Pendant que le reste de l’unité faisait la queue pour obtenir leur collation, Lith était seul dans la caserne, ronchonnant comme d’habitude.
‘Je ne supporte vraiment pas cet endroit. L’académie est un rêve éveillé comparé à l’armée. Je me fais gronder tous les jours, même si j’ai de bons résultats. Le réfectoire est si petit que chaque unité est obligée de manger en vitesse, sinon les autres n’auront pas leur tour avant de reprendre leur service.’
‘Je me fiche que le sergent nous insulte tous sans raison, mais ce qui me rend vraiment fou, c’est qu’il nous oblige à rester au garde-à-vous jusqu’à ce que quelqu’un bouge pour qu’il puisse nous punir. Tout est conçu pour être une putain de torture !’ pensait-il.
‘Je pense que c’est fait exprès, pour entraîner les cadets physiquement et mentalement. Tu l’as dit toi-même : ce n’est que dans des circonstances critiques que les gens révèlent leur vraie nature et se remettent en question.’ Tenta de le réconforter Solus en lui offrant son plat préféré.
Après avoir vérifié avec le sens du mana qu’il n’y avait personne à proximité, elle sortit un steak fumant de sa dimension de poche. Lith était tellement habitué à manger vite qu’il en termina la moitié sans même en sentir le goût avant de ralentir.
‘Et le M de mon bulletin ? Même les notes sont une insulte ici.’
‘Peut-être qu’ils ne s’attendaient pas à ce que quelqu’un dépasse le rang S.’ Soupira Solus. D’habitude, elle aimait réprimander les plaintes de Lith, mais cette fois-ci, elle avait du mal à ne pas se joindre à lui. L’armée mettait sa patience à rude épreuve.
‘Plus important encore, pourquoi n’as-tu pas rejoint tes camarades ? Le sergent parle toujours de camaraderie. Si tu restes solitaire, ton évaluation risque d’en pâtir.’
‘Et perdre ma seule heure de libre de la journée avec des gens qui ne me supportent pas et vice-versa ? Pour quoi faire ? Pour obtenir de la nourriture insipide que je devrais avaler comme une autruche ?’
Lith n’avait pas de temps à perdre, pas même pour se faire harceler. Il nettoya ses bottes et prépara ses uniformes pour le lendemain avant de pouvoir enfin se reposer. Même s’il ne transpirait pas autant que ses camarades, il était obligé de changer d’uniforme après chaque repas.

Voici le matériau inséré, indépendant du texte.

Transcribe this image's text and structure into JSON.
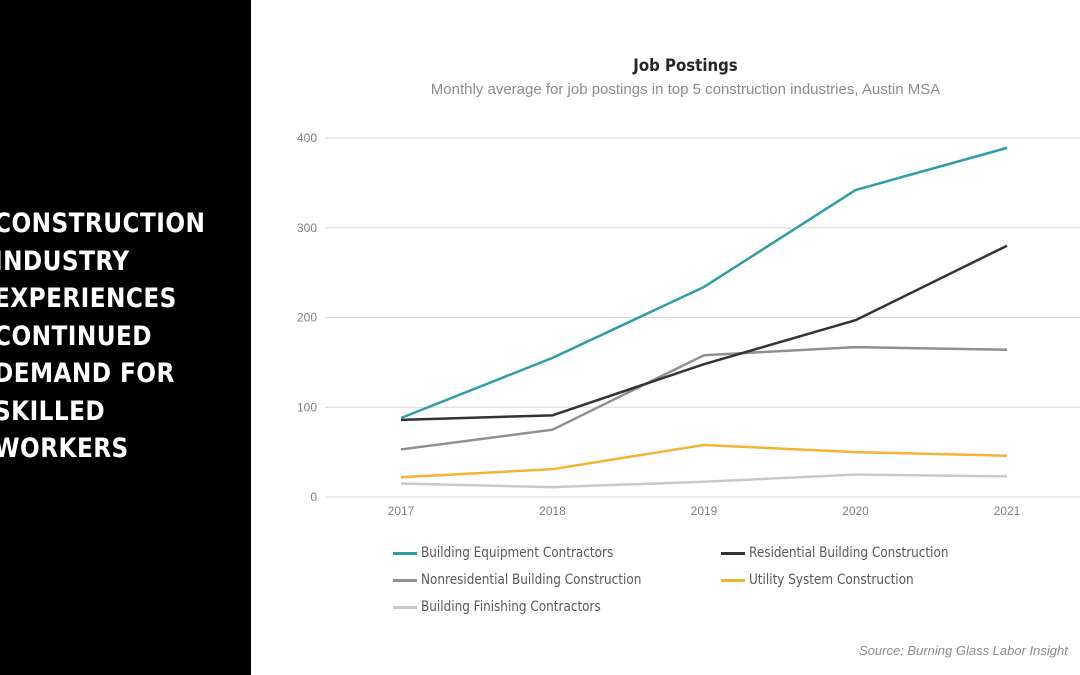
{
  "headline": {
    "lines": [
      "CONSTRUCTION",
      "INDUSTRY",
      "EXPERIENCES",
      "CONTINUED",
      "DEMAND FOR",
      "SKILLED",
      "WORKERS"
    ]
  },
  "colors": {
    "panel_bg": "#000000",
    "gridline": "#d9d9d9",
    "tick_text": "#7f7f7f"
  },
  "chart_data": {
    "type": "line",
    "title": "Job Postings",
    "subtitle": "Monthly average for job postings in  top 5 construction industries, Austin MSA",
    "xlabel": "",
    "ylabel": "",
    "x": [
      "2017",
      "2018",
      "2019",
      "2020",
      "2021"
    ],
    "ylim": [
      0,
      400
    ],
    "yticks": [
      "0",
      "100",
      "200",
      "300",
      "400"
    ],
    "grid": true,
    "legend_position": "bottom",
    "series": [
      {
        "name": "Building Equipment Contractors",
        "color": "#2e9ea5",
        "values": [
          88,
          155,
          234,
          342,
          389
        ]
      },
      {
        "name": "Residential Building Construction",
        "color": "#333333",
        "values": [
          86,
          91,
          148,
          197,
          280
        ]
      },
      {
        "name": "Nonresidential Building Construction",
        "color": "#8f8f8f",
        "values": [
          53,
          75,
          158,
          167,
          164
        ]
      },
      {
        "name": "Utility System Construction",
        "color": "#f5b335",
        "values": [
          22,
          31,
          58,
          50,
          46
        ]
      },
      {
        "name": "Building Finishing Contractors",
        "color": "#c8c8c8",
        "values": [
          15,
          11,
          17,
          25,
          23
        ]
      }
    ]
  },
  "source": "Source: Burning Glass Labor Insight"
}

Il devait également utiliser son temps libre pour les garder propres et prêts à l’emploi. Cela ne lui prenait pas beaucoup de temps, car la magie pouvait s’occuper de la plupart de ses tâches quotidiennes en quelques minutes.
C’était toutes ces petites choses qui s’accumulaient et qui lui mettaient les nerfs en pelote un jour après l’autre. Lith avait sous-estimé l’armée et ses règles. Ces dernières années, il s’était trop habitué à être admiré, respecté et, surtout, à être laissé tranquille quand il le voulait.
L’absence totale d’intimité lui donnait quotidiennement envie de tuer quelqu’un. Si les exercices physiques étaient beaucoup trop faciles pour lui, la charge mentale était énorme.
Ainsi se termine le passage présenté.